Solar employment in the U.S. was up by 20 percent in 2013 to nearly 143,000 jobs. Vermont has the highest number of solar jobs per capita, Massachusetts solar workforce grew 33%, New York’s 52% and Texas’s 59%. Solar employers in California are bullish about hiring, anticipating the creation of 10,500 new jobs (up 22%) which would push the total to over 50,000 solar jobs in the state in 2014. The Solar Jobs Census indicated the creation of an additional 435,000 indirect and induced jobs.
Solar financing is coming of age in 2014 – solar, other renewables, and energy efficiency investments are becoming democratized. A number of yield focused investments available to small investors are coming to light, and there’s even solar crowd funding platform, Solar Mosaic.
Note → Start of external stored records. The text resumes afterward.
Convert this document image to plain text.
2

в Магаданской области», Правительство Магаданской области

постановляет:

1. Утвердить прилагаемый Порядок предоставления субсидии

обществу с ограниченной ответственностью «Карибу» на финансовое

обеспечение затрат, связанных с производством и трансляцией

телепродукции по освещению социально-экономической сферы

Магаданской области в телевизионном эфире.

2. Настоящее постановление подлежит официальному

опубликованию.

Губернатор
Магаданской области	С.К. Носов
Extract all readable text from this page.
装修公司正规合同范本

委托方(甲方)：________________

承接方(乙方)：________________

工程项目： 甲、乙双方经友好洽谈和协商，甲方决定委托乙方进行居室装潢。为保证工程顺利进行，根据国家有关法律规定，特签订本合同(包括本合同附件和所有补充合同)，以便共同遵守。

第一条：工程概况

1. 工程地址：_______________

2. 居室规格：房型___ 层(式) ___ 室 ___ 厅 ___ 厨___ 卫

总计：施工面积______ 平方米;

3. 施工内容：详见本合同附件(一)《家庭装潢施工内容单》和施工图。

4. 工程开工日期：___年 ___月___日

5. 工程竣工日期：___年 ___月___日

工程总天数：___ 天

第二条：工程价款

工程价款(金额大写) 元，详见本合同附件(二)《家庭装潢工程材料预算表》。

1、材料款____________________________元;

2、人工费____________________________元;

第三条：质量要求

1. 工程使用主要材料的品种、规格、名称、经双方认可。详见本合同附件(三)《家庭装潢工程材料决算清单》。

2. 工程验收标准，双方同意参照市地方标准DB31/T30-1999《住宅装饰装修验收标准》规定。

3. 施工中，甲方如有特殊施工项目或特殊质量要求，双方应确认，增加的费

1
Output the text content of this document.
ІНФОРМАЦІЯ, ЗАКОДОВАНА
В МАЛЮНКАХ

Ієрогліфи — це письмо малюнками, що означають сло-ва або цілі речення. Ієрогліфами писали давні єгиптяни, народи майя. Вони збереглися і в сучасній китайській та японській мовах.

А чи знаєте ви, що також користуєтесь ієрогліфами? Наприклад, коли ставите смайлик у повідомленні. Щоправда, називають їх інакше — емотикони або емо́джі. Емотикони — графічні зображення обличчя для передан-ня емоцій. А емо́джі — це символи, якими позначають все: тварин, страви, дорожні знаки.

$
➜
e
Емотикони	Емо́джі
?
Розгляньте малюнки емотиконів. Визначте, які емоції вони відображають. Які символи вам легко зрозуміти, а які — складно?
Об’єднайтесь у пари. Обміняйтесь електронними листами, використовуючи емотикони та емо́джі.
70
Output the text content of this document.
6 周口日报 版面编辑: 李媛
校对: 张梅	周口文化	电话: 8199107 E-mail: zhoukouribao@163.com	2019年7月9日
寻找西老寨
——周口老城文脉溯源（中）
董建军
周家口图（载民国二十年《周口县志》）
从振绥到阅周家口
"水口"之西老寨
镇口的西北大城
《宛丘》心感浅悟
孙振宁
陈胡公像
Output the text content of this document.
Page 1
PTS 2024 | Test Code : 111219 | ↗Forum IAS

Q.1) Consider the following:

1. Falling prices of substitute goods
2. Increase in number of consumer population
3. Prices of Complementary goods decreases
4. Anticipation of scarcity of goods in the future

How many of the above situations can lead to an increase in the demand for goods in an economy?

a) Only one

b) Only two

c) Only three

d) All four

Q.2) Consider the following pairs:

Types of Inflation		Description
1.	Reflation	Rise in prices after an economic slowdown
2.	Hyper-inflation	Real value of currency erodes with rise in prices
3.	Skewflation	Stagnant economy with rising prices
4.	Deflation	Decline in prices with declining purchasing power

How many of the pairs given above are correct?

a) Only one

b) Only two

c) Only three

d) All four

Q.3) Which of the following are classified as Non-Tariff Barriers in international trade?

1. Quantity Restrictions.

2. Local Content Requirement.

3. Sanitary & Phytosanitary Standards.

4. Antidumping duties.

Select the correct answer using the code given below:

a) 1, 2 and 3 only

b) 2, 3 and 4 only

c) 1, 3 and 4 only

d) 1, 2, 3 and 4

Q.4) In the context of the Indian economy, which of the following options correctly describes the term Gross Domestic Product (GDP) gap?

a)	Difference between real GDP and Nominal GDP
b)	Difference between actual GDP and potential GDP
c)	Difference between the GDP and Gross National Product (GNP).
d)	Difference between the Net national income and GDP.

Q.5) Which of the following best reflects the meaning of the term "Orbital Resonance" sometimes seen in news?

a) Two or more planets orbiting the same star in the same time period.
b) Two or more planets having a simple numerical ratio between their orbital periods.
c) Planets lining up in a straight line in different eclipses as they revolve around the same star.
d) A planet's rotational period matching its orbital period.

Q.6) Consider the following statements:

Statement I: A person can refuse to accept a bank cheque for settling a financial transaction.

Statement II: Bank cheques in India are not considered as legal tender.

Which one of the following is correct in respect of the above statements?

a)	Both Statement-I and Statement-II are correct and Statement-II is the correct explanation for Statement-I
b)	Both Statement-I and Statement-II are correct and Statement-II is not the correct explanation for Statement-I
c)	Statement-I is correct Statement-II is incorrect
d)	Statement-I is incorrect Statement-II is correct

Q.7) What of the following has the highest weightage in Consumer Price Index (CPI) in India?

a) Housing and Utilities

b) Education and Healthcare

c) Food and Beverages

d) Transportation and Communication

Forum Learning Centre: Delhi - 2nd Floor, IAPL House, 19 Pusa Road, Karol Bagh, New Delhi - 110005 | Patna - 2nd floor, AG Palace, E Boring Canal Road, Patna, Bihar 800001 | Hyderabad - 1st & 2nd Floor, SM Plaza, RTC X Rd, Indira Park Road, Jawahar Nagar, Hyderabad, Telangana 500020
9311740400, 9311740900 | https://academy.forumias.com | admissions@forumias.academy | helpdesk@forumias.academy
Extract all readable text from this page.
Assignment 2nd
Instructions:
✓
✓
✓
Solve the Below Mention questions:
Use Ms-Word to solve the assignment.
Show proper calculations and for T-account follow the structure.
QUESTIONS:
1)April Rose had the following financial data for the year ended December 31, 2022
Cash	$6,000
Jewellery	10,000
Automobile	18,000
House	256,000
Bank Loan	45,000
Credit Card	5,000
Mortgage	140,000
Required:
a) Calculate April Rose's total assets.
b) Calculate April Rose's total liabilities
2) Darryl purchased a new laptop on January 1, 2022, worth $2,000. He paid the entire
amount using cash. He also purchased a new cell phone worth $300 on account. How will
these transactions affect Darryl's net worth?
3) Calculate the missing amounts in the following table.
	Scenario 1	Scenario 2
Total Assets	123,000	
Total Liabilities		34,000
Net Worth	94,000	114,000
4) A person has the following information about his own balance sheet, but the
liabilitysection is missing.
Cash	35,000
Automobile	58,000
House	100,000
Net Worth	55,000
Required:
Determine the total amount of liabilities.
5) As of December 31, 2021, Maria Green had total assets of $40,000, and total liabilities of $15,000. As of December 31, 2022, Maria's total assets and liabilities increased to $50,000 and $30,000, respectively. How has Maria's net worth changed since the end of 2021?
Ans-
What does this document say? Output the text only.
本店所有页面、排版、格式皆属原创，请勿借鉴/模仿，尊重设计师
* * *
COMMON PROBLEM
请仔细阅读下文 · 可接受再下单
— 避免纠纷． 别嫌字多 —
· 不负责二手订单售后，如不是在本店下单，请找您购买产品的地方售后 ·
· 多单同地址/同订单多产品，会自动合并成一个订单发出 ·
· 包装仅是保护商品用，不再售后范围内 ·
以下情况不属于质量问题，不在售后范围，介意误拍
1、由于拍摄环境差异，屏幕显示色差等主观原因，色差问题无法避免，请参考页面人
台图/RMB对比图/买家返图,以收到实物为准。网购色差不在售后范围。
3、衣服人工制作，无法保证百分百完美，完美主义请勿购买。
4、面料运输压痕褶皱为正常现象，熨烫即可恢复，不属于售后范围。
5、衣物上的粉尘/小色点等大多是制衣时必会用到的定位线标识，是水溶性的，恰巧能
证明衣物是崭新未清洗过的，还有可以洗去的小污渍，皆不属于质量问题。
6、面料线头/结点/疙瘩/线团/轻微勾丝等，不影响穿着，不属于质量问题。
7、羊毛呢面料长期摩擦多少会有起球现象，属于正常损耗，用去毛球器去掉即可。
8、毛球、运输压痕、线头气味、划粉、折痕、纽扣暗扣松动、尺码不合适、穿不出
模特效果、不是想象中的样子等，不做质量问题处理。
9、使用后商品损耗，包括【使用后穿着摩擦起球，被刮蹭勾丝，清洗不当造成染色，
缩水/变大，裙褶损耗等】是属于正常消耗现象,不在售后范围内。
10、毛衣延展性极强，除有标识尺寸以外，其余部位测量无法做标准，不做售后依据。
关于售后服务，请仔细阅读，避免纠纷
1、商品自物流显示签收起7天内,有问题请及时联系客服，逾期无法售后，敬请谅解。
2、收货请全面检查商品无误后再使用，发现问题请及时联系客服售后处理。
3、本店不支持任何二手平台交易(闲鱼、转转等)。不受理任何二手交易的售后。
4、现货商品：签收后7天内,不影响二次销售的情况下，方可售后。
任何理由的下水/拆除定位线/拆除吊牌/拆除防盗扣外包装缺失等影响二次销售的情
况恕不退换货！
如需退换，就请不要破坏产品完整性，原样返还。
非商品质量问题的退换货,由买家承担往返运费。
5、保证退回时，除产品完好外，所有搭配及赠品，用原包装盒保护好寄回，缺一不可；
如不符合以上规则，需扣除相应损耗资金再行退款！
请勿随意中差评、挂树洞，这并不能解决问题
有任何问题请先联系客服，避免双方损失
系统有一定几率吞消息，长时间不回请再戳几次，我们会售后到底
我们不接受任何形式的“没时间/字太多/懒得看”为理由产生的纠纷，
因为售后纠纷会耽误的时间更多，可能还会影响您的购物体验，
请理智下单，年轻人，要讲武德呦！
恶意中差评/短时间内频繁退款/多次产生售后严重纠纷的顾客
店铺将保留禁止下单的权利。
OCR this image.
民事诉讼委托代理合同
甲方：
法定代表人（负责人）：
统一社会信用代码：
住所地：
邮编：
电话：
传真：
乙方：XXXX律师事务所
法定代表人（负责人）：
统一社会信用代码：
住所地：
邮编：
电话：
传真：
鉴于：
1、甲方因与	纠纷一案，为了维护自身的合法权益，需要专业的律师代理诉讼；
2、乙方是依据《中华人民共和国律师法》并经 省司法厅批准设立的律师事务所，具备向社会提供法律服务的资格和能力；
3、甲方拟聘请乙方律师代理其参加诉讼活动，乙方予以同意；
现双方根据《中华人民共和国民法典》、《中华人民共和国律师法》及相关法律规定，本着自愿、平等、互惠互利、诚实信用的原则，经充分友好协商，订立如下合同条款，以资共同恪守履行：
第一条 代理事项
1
This year, SunEdison Inc. has registered for what is likely to become the first US IPO of a solar yieldco; Grid Essence and CleanREIT Partners are currently raising funds for solar yieldcos to be listed in Canada according to Tm Konrad in “Solar Investing Grows Up”.
According to clean energy expert Jigar Shah in “The Solar Energy Outlook for 2014”, the U.S. solar market is one of the most heavily underestimated in the world today. “I think you’re going to see extraordinary growth in the U.S. next year, through 2016,” Shah confidently stated. “Many are projecting somewhere in the neighborhood of 7,000 to 8,000 megawatts in 2016. But that number could easily be doubled to 14 gigawatts in 2016 alone.”